On Thursday, July 31st, the Solana price continued its losing streak with a 2.2% intraday loss to reach $168.6 trading value. This selling pressure aligned with a broader market pullback as Bitcoin teases a breakdown below the $115,000 mark. However, the SOL coin faces the risk of prolonged correction as the number of active addresses takes a major hit and the derivative market data highlights a slowdown in speculative trading. Will the price break the $150 floor?
Solana Price Slides as Network Engagement, Futures Drop
In the past two weeks, the Solana price showcased a V-top reversal from $206.3 to the current trading price of $169.3, accounting for an 18% loss. The selling price aligns with the broader market pullback as the majority of major assets entered a post-rally correction to recuperate their exhausted bullish momentum.
However, the sellers are steadily strengthening their grip on SOL, as the on-chain shows a notable drop in the number of active addresses on the network. According to TheBlock data, the number of active addresses on the network has dropped from $3.53 million to $3.07 million, now accounting for a 13% loss.
This suggests a noticeable reduction in user activity or engagement on the network, potentially signaling cooling retail interest and declining transaction demand.
Simultaneously, the SOL futures open interest has reverted from $12.01 billion to $10.07 billion, projecting a 16.15% decline.

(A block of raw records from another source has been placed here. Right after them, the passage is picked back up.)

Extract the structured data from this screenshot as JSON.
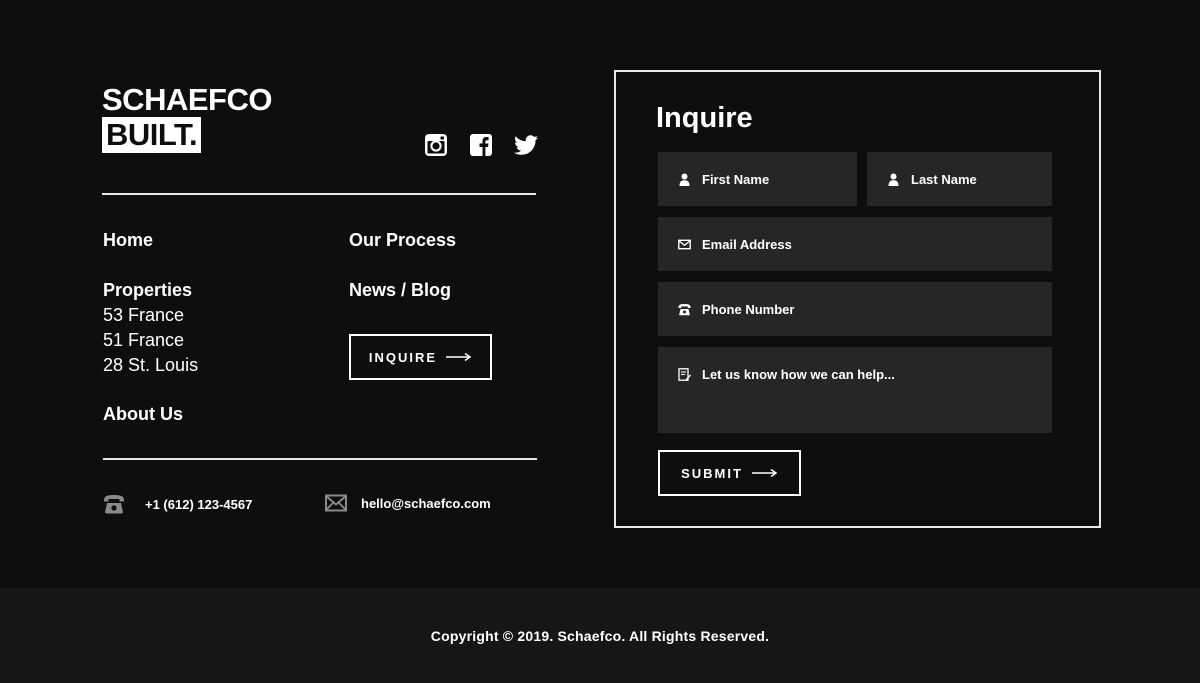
{
  "brand": {
    "logo_line1": "SCHAEFCO",
    "logo_line2": "BUILT."
  },
  "social": [
    "instagram-icon",
    "facebook-icon",
    "twitter-icon"
  ],
  "nav": {
    "home": "Home",
    "properties": "Properties",
    "properties_items": [
      "53 France",
      "51 France",
      "28 St. Louis"
    ],
    "about": "About Us",
    "process": "Our Process",
    "blog": "News / Blog",
    "inquire_button": "INQUIRE"
  },
  "contact": {
    "phone": "+1 (612) 123-4567",
    "email": "hello@schaefco.com"
  },
  "form": {
    "title": "Inquire",
    "first_name": "First Name",
    "last_name": "Last Name",
    "email": "Email Address",
    "phone": "Phone Number",
    "message": "Let us know how we can help...",
    "submit": "SUBMIT"
  },
  "footer": {
    "copyright": "Copyright © 2019. Schaefco. All Rights Reserved."
  },
  "colors": {
    "background": "#0e0e0e",
    "footer_bar": "#161616",
    "field": "#262626",
    "text": "#ffffff"
  }
}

The downswing implies a reduction in speculative activity and leverage position in the market.
Thus, the SOL coin could witness a broader cooldown in network engagement as both on-chain and derivatives market data signal waning investor enthusiasm.
If the trend persists, these coin prices could struggle to recoup the bullish momentum and drive a prolonged downfall in the near future.

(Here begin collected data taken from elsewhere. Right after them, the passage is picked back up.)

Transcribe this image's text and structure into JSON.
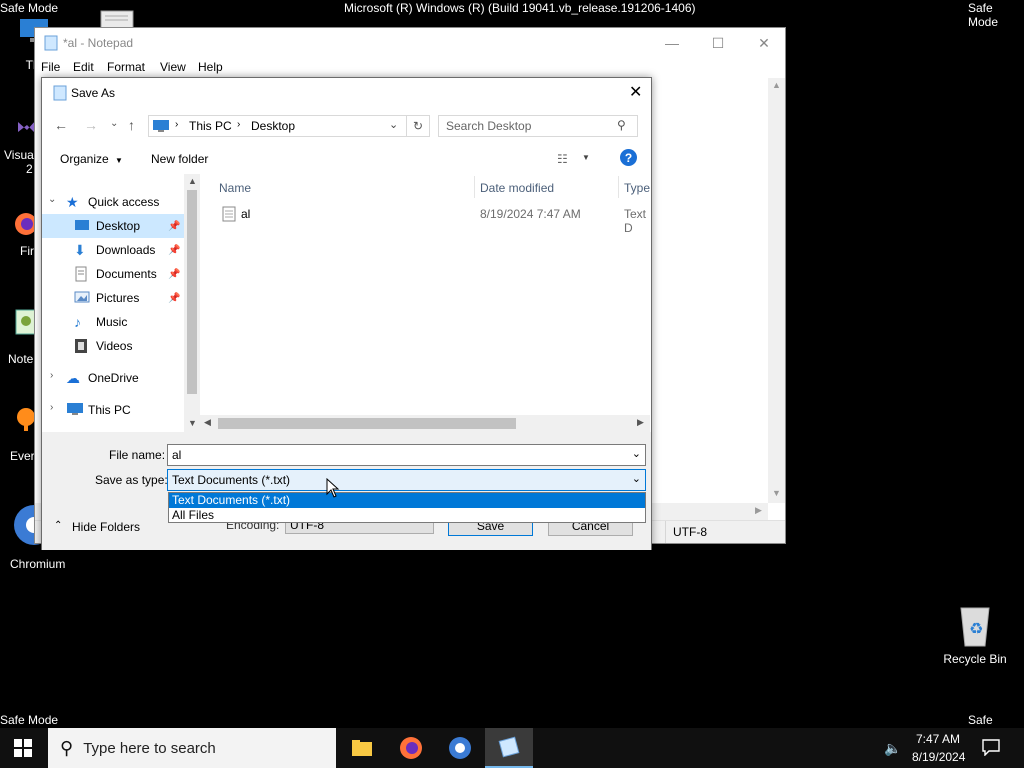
{
  "desktop": {
    "safe_mode_tl": "Safe Mode",
    "safe_mode_tr": "Safe Mode",
    "safe_mode_bl": "Safe Mode",
    "safe_mode_br": "Safe Mode",
    "build_text": "Microsoft (R) Windows (R) (Build 19041.vb_release.191206-1406)",
    "icons": {
      "thispc": "Thi",
      "visual": "Visua",
      "visual2": "2",
      "firefox": "Fir",
      "notepad": "Note",
      "everything": "Ever",
      "chromium": "Chromium",
      "recycle": "Recycle Bin"
    }
  },
  "notepad": {
    "title": "*al - Notepad",
    "menu": [
      "File",
      "Edit",
      "Format",
      "View",
      "Help"
    ],
    "status_encoding": "UTF-8"
  },
  "saveas": {
    "title": "Save As",
    "address": {
      "root": "This PC",
      "folder": "Desktop"
    },
    "search_placeholder": "Search Desktop",
    "organize": "Organize",
    "new_folder": "New folder",
    "nav": {
      "quick_access": "Quick access",
      "items": [
        "Desktop",
        "Downloads",
        "Documents",
        "Pictures",
        "Music",
        "Videos"
      ],
      "onedrive": "OneDrive",
      "thispc": "This PC"
    },
    "columns": {
      "name": "Name",
      "date": "Date modified",
      "type": "Type"
    },
    "files": [
      {
        "name": "al",
        "date": "8/19/2024 7:47 AM",
        "type": "Text D"
      }
    ],
    "file_name_label": "File name:",
    "file_name_value": "al",
    "save_type_label": "Save as type:",
    "save_type_value": "Text Documents (*.txt)",
    "save_type_options": [
      "Text Documents (*.txt)",
      "All Files"
    ],
    "encoding_label": "Encoding:",
    "encoding_value": "UTF-8",
    "save_btn": "Save",
    "cancel_btn": "Cancel",
    "hide_folders": "Hide Folders"
  },
  "taskbar": {
    "search_placeholder": "Type here to search",
    "time": "7:47 AM",
    "date": "8/19/2024"
  },
  "colors": {
    "selection": "#0078d7",
    "nav_selected": "#cce8ff",
    "taskbar": "#101010"
  }
}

SOL Faces Breakdown Below Bullish Flag Pattern
The 4-hour chart analysis of Solana Price shows the recent market correction resonated actively within the two converging trendlines of a bull flag pattern. The chart setup is characterized by a long ascending pole, denoting the dominating uptrend in the market, followed by a temporary pullback to recuperate the exhausted bullish momentum.
The coin bounced at least twice from both trendlines, validating its credibility to influence the price movement.

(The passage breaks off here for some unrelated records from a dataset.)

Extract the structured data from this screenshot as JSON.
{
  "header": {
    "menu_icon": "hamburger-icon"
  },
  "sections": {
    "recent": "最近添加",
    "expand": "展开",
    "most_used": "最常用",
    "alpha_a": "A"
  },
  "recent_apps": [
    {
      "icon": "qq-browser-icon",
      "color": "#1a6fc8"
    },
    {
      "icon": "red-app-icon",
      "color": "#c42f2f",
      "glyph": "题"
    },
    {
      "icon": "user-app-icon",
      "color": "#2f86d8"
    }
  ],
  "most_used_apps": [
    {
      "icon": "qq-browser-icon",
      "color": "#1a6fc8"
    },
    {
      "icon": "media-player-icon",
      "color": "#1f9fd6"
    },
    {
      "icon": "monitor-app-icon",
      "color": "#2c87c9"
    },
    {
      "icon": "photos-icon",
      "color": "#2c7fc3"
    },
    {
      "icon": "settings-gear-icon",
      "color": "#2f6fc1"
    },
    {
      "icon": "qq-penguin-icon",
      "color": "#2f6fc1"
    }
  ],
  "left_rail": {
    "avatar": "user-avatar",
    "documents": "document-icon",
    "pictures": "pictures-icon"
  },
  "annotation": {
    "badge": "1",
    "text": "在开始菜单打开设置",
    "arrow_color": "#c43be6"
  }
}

With today’s price drop, the coin price teases a bearish trend from the pattern’s support trendline, indicating that the sell-side pressure exceeds the buyers’ potential to hold this pattern.
If the 4-hour candle closes below the support trendline, the sellers could drive an 11.3% drop to test the support trendline of a long-coming channel pattern at $147.74.
Since March 2025, the altcoin has been steadily resonating within two ascending trendlines, which offer dynamic support and resistance to price. Historical data shows the bottom trendline has acted as a major accumulation zone for buyers and bolstered a bullish reversal, registering 60% to 93% growth.
Thus, until the price is intact, the SOL price could maintain a sustained recovery.